Он не решительно, но подал руки, они чуть дрожали, он выдохнул и снял защиту, я потянулась к его сознанию, и мы слились, по телу прошла волна тепла и нежности. Прости, мой родной, прости, мой любимый. Покопавшись в воспоминаниях, нашла малышку Дору, делающую свои первые шаги. Заливисто хохочущую, когда щекотал, как качал на качелях, как был на ее школьном выпускном и гордился своей красавицей-медалисткой. Как привела ему мужа знакомиться, и тогда еще все было хорошо. Он видел блестящие глаза дочери и был за нее искренне рад.
— Запомни ее такой, не грусти о ней и не вини себя. Ее душе от этого плохо и неспокойно. Живи дальше, так, чтобы ей там было радостно смотреть на тебя. Не страдай, не переживай, прими, смирись. Найди утешение в Жене и Ире, заботься о них, теперь они — твоя семья.
Мозг был открыт, податлив, он мне доверился. Отлично! Попутно еще попробовала покопаться на предмет того, кто же его обучает и зачем. Чисто. Надо же. Все серьезно. Нужно проверить.

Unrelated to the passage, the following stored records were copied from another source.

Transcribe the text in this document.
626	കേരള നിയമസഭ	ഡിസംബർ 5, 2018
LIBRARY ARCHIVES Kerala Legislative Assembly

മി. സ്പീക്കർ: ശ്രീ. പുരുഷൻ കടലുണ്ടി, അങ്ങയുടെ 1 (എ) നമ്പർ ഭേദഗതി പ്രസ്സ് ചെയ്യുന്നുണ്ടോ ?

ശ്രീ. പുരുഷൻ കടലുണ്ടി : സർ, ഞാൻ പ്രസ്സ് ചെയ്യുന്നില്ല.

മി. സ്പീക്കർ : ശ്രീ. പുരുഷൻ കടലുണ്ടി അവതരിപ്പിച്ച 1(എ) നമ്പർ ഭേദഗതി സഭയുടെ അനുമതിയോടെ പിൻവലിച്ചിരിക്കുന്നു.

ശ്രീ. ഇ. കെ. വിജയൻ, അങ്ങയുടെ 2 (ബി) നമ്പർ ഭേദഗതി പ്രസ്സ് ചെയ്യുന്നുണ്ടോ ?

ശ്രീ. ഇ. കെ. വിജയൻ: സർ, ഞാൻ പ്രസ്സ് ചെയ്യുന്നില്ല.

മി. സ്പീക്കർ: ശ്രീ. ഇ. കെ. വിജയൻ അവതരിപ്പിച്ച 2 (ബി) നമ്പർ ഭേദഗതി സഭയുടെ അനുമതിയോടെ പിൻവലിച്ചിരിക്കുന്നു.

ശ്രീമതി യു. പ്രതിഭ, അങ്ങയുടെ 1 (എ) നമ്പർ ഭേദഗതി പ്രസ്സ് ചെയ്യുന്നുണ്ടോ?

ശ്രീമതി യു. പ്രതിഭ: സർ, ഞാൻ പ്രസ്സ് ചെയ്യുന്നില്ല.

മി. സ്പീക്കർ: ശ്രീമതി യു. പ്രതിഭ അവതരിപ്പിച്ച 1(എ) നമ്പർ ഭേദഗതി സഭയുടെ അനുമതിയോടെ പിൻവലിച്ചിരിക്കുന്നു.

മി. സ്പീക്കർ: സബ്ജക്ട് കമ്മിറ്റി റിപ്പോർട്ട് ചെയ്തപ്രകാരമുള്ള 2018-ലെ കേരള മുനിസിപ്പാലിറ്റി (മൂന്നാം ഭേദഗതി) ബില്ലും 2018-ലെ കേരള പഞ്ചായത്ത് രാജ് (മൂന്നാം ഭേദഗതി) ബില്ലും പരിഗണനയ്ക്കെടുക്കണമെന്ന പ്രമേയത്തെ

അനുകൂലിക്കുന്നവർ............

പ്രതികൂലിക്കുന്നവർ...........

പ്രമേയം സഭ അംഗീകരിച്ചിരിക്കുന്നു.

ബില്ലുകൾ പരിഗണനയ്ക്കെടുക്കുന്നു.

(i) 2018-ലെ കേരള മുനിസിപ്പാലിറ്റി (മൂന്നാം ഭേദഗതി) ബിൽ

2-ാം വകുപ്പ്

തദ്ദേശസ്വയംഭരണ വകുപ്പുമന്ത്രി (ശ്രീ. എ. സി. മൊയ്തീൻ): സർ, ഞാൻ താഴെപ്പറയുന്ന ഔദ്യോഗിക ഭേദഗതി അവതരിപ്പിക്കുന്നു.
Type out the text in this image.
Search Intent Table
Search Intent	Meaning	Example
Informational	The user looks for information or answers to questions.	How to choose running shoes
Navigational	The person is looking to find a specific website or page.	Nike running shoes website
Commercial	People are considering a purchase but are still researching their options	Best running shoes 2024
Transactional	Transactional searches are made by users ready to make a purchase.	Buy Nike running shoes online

Подлечила сердце, нервы, убрала беспокойство. Теперь будет спать, как младенец. Усилила мужское либидо. А что, пусть молодую радует. И сам радуется как следует.
— Приятно, — улыбнулся Влад, открывая глаза.
— И мой тебе совет: съезжайся с Женей. Она до того к тебе забегалась, пытаясь вытащить тебя из твоего самозабвенного депресняка, что совсем дочь забросила. Она вон сегодня чуть из окна у вас не вышла.
— Боже! Из-за меня? — Ужаснулся Влад.
— В парня влюбилась, ему семнадцать. Полтора месяца встречались, ну, приспичило ему, она отбилась, и вот теперь мир рухнул. Мозги я ей вправила. Больше подобное ей и в голову не придет. Она рада, что матери хорошо с тобой. Ты ей нравишься. Но единения с матерью ей очень не хватает.
— Ясно. Учтем. Спасибо.
— А кто тебя учит и зачем? — напрямую спросила я.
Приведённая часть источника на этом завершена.